Révoltés ? Indignés ? Consternés ? Déboussolés ? Atterrés ? Non. Les socialistes sont affligés !

Tel est le nom de ce club d’un genre nouveau. Il se propose de rassembler toutes les sensibilités socialistes, de les fédérer en une unité de force visant à revenir aux fondements des idéaux socialistes. LaTéléLibre a suivi leur première réunion publique.

Le club des socialistes affligés

L’idée de ce club est née au jour de la conférence de presse du 28 novembre 2012 de Hollande, alors que ce dernier proposait un socialisme de l’offre et le CICE (crédit d’impôt pour la compétitivité et l’emploi). Club constitué sous l’impulsion de Liem Hoang Ngoc et Philippe Marlière.

Après avoir attendu le verdict des urnes, soldé par des contre-performances électorales du Parti socialiste (PS) cinglantes, avoir constaté que cet effondrement du parti principal majoritaire n’avait pas bénéficié aux autres gauches présentées aux suffrages, les deux compères décident de sauter le pas officiellement et convoquent une conférence de presse le samedi 7 juin pour présenter le nouveau think tank socialiste.

Les fondateurs

Succinctement, Hoang Ngoc est un économiste (tendance hétérodoxe) encarté au PS (mouvance « un monde d’avance » aux côtés de Hamon, Cherki et Emmanuelli) et ancien eurodéputé. Il a été dernièrement remarqué médiatiquement à travers son rapport critique sur l’action de la troïka (banque centrale européenne, fonds monétaire international et Union européenne) et les politiques d’austérité qui y étaient liées. Et également par son évincement de la liste européenne du PS de la circonscription Grand-Est au profit de l’ancien syndicaliste Edouard Martin.

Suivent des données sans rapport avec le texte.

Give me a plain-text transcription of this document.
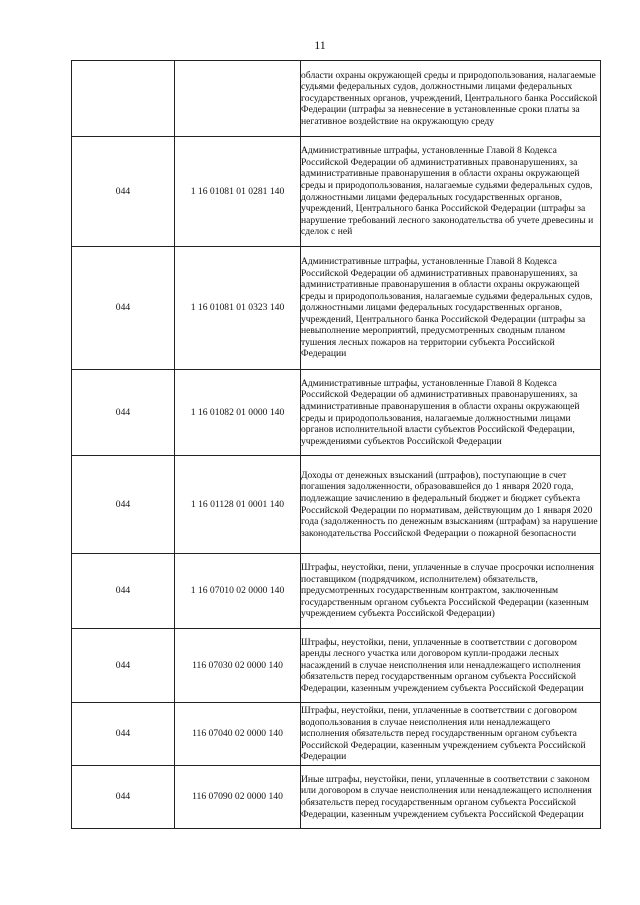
11
		области охраны окружающей среды и природопользования, налагаемые судьями федеральных судов, должностными лицами федеральных государственных органов, учреждений, Центрального банка Российской Федерации (штрафы за невнесение в установленные сроки платы за негативное воздействие на окружающую среду
044	1 16 01081 01 0281 140	Административные штрафы, установленные Главой 8 Кодекса Российской Федерации об административных правонарушениях, за административные правонарушения в области охраны окружающей среды и природопользования, налагаемые судьями федеральных судов, должностными лицами федеральных государственных органов, учреждений, Центрального банка Российской Федерации (штрафы за нарушение требований лесного законодательства об учете древесины и сделок с ней
044	1 16 01081 01 0323 140	Административные штрафы, установленные Главой 8 Кодекса Российской Федерации об административных правонарушениях, за административные правонарушения в области охраны окружающей среды и природопользования, налагаемые судьями федеральных судов, должностными лицами федеральных государственных органов, учреждений, Центрального банка Российской Федерации (штрафы за невыполнение мероприятий, предусмотренных сводным планом тушения лесных пожаров на территории субъекта Российской Федерации
044	1 16 01082 01 0000 140	Административные штрафы, установленные Главой 8 Кодекса Российской Федерации об административных правонарушениях, за административные правонарушения в области охраны окружающей среды и природопользования, налагаемые должностными лицами органов исполнительной власти субъектов Российской Федерации, учреждениями субъектов Российской Федерации
044	1 16 01128 01 0001 140	Доходы от денежных взысканий (штрафов), поступающие в счет погашения задолженности, образовавшейся до 1 января 2020 года, подлежащие зачислению в федеральный бюджет и бюджет субъекта Российской Федерации по нормативам, действующим до 1 января 2020 года (задолженность по денежным взысканиям (штрафам) за нарушение законодательства Российской Федерации о пожарной безопасности
044	1 16 07010 02 0000 140	Штрафы, неустойки, пени, уплаченные в случае просрочки исполнения поставщиком (подрядчиком, исполнителем) обязательств, предусмотренных государственным контрактом, заключенным государственным органом субъекта Российской Федерации (казенным учреждением субъекта Российской Федерации)
044	116 07030 02 0000 140	Штрафы, неустойки, пени, уплаченные в соответствии с договором аренды лесного участка или договором купли-продажи лесных насаждений в случае неисполнения или ненадлежащего исполнения обязательств перед государственным органом субъекта Российской Федерации, казенным учреждением субъекта Российской Федерации
044	116 07040 02 0000 140	Штрафы, неустойки, пени, уплаченные в соответствии с договором водопользования в случае неисполнения или ненадлежащего исполнения обязательств перед государственным органом субъекта Российской Федерации, казенным учреждением субъекта Российской Федерации
044	116 07090 02 0000 140	Иные штрафы, неустойки, пени, уплаченные в соответствии с законом или договором в случае неисполнения или ненадлежащего исполнения обязательств перед государственным органом субъекта Российской Федерации, казенным учреждением субъекта Российской Федерации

Philippe Marlière est un politologue, universitaire. Passé 20 années au PS jusqu’en 2009, il rejoint le Nouveau Parti Anticapitaliste (NPA) qu’il quitte au bout de 2 ans.

Tout deux tentent de tirer la sonnette d’alarme car ils jugent le PS au bord du précipice. Et plus généralement, redoutent que les idéaux socialistes ne soient ternis ad vitam par les choix politiques des premières années Hollande. Les premiers avertissements de rébellion ont été donnés par les « frondeurs » de l’assemblée nationale. Au premier rang desquels Sylvain Mathieu, présent en ce samedi ensoleillé, pour mieux signifier le ralliement de la centaine de députés PS ayant choisi d’ôter les godillots…

Les objectifs

Hoang Ngoc et Malière veulent en finir avec les mirages de la troisième voie, cette doctrine politique cherchant un équilibre entre socialisme et libéralisme et que Hollande appelait encore de ses vœux le 14 janvier dernier.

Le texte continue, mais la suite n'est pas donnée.